None born but it is born,
By every life a share or more or less,
Conceal’d or unconceal’d the seed is waiting.
Is the deferment long? bitter the slander, poverty, death?
Lies the seed unreck’d for centuries in the ground?
Lo, to God’s due occasion,
Uprising in the night, it sprouts, blooms,
And fills the earth with use and beauty.
O the blest eyes, the happy hearts,
That see, that know the guiding thread so fine,
Along the mighty labyrinth.
Before all my arrogant poems, amid all the blab whose echoes recoil upon me,
The real me stands yet untouch’d, untold, altogether unreach’d,
My real self has yet to come forth—
It shall yet march forth o’ermastering, till all lies beneath me,
It shall yet stand up the soldier of ultimate victory.
Did we think victory great?
So it is—but now it seems to me, when it cannot be help’d, that defeat is great,
And that death and dismay are great.
Have you heard that it was good to gain the day?
I also say it is good to fail,
Battles are lost in the same spirit in which they are won.
I play not marches for accepted victors only, I play marches for conquer’d and slain persons,
To those who’ve fail’d, in aspiration vast, I’d rear laurel-cover’d monument,
High, high above the rest—To all cut off before their time,
Possess’d by some strange spirit of fire,
Quench’d by an early death.
Vivas to those who have fail’d, and all overcome heroes,
E’en in defeat defeated not,
Aye in defeat most desperate, most glorious.
Enough that they’ve survived at all, long life’s unflinching ones!
Forth from their struggles, trials, fights, to have emerged at all—in that alone,
True conquerors o’er all the rest.
Is the deferment long? bitter the slander, poverty, death?
Lies the seed unreck’d for centuries in the ground? lo, to God’s due occasion,
Uprising in the night, it sprouts, blooms,
And fills the earth with use and beauty.
Have former armies fail’d? then we send fresh armies, and fresh again,
Life, life an endless march, an endless army—
Ever the undiscouraged, resolute, struggling soul of man.
O helpless soul of me!
Where you stand, surrounded, detached, in measureless oceans of space, ceaselessly musing,
Venturing to explore the vacant vast surrounding, seeking the spheres to connect them,
Till the bridge you will need be form’d, till the ductile anchor hold,
Till the gossamer thread you fling catch somewhere, O my soul.
Yet O my soul supreme!
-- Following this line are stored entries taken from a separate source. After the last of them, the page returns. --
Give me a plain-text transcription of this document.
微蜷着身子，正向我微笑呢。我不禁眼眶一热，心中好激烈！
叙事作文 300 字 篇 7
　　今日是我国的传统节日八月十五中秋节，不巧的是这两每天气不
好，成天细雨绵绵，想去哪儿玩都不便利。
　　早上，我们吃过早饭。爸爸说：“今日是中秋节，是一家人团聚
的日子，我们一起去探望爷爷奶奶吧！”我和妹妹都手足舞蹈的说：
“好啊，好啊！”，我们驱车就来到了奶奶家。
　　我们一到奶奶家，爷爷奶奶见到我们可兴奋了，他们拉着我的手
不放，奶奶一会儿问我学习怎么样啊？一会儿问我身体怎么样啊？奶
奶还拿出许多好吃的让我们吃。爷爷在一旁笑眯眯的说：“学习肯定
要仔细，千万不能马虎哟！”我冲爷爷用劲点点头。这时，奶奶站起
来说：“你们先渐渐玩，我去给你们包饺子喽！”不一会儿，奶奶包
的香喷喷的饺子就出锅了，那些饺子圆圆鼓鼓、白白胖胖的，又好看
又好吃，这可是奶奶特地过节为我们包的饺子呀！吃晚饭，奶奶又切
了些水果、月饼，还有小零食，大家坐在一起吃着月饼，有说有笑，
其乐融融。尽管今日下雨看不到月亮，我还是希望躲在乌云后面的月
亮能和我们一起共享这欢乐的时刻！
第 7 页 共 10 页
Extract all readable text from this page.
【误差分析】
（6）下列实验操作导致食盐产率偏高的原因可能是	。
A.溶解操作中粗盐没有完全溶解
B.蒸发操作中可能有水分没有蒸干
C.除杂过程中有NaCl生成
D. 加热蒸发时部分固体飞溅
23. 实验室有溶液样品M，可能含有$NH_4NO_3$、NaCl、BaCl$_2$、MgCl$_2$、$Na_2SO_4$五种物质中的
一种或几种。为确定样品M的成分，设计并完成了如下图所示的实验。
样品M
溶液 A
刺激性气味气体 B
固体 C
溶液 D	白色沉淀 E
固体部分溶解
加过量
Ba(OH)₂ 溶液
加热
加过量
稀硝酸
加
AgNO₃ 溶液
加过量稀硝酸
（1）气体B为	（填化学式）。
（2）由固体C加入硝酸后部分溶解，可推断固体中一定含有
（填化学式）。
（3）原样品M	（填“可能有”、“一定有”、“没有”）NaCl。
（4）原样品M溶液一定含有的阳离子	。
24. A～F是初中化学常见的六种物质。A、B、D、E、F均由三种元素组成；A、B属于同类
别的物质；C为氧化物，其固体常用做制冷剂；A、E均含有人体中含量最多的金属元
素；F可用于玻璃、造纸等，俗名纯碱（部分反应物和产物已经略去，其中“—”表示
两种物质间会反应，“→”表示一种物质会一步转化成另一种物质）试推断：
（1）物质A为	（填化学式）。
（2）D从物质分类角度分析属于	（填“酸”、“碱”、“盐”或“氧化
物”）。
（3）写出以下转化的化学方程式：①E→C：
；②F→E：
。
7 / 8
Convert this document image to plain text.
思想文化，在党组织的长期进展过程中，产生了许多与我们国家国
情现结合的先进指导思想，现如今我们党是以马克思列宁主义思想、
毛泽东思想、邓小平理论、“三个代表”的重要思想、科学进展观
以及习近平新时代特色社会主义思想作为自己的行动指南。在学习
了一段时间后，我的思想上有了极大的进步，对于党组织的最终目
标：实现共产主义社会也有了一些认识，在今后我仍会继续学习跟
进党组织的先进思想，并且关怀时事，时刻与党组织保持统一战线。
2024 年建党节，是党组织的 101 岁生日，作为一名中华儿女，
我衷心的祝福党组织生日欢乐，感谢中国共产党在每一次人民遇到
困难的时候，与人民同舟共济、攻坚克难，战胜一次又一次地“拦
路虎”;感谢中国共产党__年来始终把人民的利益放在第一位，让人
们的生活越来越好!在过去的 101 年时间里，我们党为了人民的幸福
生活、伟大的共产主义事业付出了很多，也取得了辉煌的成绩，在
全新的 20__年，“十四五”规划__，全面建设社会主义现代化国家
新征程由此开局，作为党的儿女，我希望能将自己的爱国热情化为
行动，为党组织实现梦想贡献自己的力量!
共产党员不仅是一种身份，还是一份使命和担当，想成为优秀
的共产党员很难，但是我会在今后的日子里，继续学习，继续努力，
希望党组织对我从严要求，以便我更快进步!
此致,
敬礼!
Know’st thou the joys of pensive thought?
Joys of the solemn musings day or night?
Joys of the solitary walk, the spirit bow’d yet proud, the suffering and the struggle, the agonistic throes, the ecstasies?
Joys of the free and lonesome heart, the tender, gloomy heart?
(Manure the fields of the heart, for it brings great crops.)
‘Mid the ruins pride colossal stands unshaken to the last, endurance, resolution to the last.
My three-score years of life summ’d up, and more, and past,
By any grand ideal tried, intentionless, the whole a nothing,
And haply yet some drop within God’s scheme’s ensemble—
Some wave, or part of wave, like one of yours, ye multitudinous ocean.
Thou! thou! the vital, universal, giant force resistless, sleepless, calm,
Holding humanity as in thy open hand, as some ephemeral toy,
How ill to e’er forget thee!
For I too have forgotten,
(Wrapt in these little potencies of progress, politics, culture, wealth, inventions, civilization,)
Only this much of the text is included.